Une cyberattaque cible la plateforme médicale Sooncare, mettant en péril les données de patients
La société girondine Ymed, éditrice de la plateforme Sooncare utilisée pour la prise de rendez-vous médicaux, a alerté les autorités après avoir été victime d'une cyberattaque le 6 avril 2024. Cet incident, survenu durant le week-end pascal, a potentiellement entraîné la fuite de données personnelles de nombreux patients, suscitant des inquiétudes dans le secteur de la santé.
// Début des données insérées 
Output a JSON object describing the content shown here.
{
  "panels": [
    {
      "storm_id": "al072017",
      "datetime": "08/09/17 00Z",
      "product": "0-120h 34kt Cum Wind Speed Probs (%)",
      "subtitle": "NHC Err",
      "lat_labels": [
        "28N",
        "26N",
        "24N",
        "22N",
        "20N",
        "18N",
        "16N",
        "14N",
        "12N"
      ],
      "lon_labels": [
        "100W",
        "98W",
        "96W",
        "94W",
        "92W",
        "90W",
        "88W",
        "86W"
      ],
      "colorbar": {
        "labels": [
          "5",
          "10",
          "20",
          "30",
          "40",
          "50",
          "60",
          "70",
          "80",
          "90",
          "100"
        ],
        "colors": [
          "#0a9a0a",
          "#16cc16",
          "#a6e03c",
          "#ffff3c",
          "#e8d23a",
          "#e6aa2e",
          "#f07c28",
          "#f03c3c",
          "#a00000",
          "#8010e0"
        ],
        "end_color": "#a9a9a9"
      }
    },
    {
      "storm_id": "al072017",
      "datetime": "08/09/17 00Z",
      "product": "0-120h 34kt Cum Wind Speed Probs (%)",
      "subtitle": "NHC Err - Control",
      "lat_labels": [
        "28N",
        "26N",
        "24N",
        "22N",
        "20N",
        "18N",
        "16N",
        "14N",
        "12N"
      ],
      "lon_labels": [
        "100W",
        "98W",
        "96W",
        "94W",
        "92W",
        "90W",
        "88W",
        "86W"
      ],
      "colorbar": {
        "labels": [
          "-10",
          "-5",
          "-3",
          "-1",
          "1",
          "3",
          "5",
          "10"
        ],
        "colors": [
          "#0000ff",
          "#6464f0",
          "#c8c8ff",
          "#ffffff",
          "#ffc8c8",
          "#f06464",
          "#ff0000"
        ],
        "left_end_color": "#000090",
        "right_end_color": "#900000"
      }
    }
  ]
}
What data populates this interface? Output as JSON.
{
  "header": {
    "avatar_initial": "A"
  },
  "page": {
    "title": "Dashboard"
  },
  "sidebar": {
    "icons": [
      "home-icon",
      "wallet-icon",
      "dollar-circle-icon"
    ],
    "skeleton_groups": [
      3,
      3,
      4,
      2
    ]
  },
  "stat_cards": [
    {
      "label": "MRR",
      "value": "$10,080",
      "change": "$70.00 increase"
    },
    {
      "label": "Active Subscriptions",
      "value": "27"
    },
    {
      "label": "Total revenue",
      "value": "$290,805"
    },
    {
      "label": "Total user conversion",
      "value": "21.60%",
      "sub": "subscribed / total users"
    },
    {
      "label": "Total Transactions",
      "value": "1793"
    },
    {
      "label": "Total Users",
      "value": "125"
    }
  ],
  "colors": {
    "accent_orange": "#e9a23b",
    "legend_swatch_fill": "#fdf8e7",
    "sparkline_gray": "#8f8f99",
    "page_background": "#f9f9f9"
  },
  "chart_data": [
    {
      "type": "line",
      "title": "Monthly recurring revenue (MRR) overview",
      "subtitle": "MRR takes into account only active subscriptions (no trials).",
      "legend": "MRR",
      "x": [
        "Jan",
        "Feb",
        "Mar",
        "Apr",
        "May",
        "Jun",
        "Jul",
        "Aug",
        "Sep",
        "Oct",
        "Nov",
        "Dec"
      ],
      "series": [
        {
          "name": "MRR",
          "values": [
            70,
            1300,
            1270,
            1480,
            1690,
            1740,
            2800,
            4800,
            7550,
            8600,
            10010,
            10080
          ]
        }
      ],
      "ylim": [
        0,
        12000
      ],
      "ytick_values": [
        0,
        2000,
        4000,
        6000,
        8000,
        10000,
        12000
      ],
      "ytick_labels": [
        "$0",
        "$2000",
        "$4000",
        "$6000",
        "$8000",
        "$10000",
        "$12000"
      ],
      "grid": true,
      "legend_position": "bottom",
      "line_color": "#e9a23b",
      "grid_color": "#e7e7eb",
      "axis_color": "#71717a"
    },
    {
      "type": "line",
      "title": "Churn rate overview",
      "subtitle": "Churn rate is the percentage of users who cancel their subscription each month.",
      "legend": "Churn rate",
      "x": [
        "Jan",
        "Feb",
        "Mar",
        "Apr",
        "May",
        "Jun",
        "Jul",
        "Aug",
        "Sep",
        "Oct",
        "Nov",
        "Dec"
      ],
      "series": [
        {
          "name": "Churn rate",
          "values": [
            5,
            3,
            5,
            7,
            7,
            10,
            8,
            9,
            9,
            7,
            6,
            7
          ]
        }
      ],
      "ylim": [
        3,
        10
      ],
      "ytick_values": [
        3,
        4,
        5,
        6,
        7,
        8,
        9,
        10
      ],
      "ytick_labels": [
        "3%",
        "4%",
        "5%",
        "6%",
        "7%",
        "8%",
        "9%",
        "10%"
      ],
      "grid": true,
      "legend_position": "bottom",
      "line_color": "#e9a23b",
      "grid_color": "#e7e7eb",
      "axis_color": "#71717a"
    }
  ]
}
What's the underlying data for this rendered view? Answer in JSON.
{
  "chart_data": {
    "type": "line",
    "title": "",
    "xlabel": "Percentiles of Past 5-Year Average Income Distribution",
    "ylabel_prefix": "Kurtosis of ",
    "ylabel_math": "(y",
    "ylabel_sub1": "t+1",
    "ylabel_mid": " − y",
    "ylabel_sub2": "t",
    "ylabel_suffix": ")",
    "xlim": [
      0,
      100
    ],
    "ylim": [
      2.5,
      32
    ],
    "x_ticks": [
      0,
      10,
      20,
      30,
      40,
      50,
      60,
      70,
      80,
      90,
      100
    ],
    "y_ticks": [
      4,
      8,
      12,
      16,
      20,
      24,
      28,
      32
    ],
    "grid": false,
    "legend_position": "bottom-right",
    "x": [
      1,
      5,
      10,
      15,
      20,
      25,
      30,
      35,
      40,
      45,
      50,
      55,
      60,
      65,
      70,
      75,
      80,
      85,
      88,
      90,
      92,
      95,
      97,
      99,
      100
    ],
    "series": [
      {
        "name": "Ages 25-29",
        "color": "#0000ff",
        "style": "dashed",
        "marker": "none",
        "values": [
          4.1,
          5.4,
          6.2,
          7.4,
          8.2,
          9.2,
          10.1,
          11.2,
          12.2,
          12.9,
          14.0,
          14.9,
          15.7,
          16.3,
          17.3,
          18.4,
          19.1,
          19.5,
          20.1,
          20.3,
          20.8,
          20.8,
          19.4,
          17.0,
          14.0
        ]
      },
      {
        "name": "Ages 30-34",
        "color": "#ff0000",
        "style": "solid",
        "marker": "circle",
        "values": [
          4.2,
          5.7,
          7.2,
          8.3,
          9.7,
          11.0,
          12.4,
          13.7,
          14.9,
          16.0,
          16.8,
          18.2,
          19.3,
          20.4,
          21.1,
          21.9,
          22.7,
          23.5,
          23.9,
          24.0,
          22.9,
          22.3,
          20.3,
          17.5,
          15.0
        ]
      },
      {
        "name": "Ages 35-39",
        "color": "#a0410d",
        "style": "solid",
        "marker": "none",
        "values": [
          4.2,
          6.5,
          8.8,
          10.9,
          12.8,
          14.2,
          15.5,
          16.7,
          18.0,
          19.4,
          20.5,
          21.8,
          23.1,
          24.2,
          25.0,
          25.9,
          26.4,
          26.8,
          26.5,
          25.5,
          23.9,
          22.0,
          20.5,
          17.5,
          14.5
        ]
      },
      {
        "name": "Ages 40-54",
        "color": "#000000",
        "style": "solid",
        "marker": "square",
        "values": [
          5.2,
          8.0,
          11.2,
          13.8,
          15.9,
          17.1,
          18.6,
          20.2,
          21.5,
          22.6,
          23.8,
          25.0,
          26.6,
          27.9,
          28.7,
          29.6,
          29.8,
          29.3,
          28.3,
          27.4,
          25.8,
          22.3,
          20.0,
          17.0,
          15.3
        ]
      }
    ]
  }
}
Les détails de l'attaque et les revendications
Selon des sources spécialisées dans la cybersécurité, l'information circule depuis le 5 avril. Le piratage aurait été revendiqué par le groupe d'extorsion XP95, qui affirme avoir siphonné des données de plus de 250 000 patients et réclame une rançon pour ne pas les divulguer. La société Ymed, basée à Bègles, n'a pas répondu aux sollicitations médiatiques, mais a déposé plainte le 8 avril.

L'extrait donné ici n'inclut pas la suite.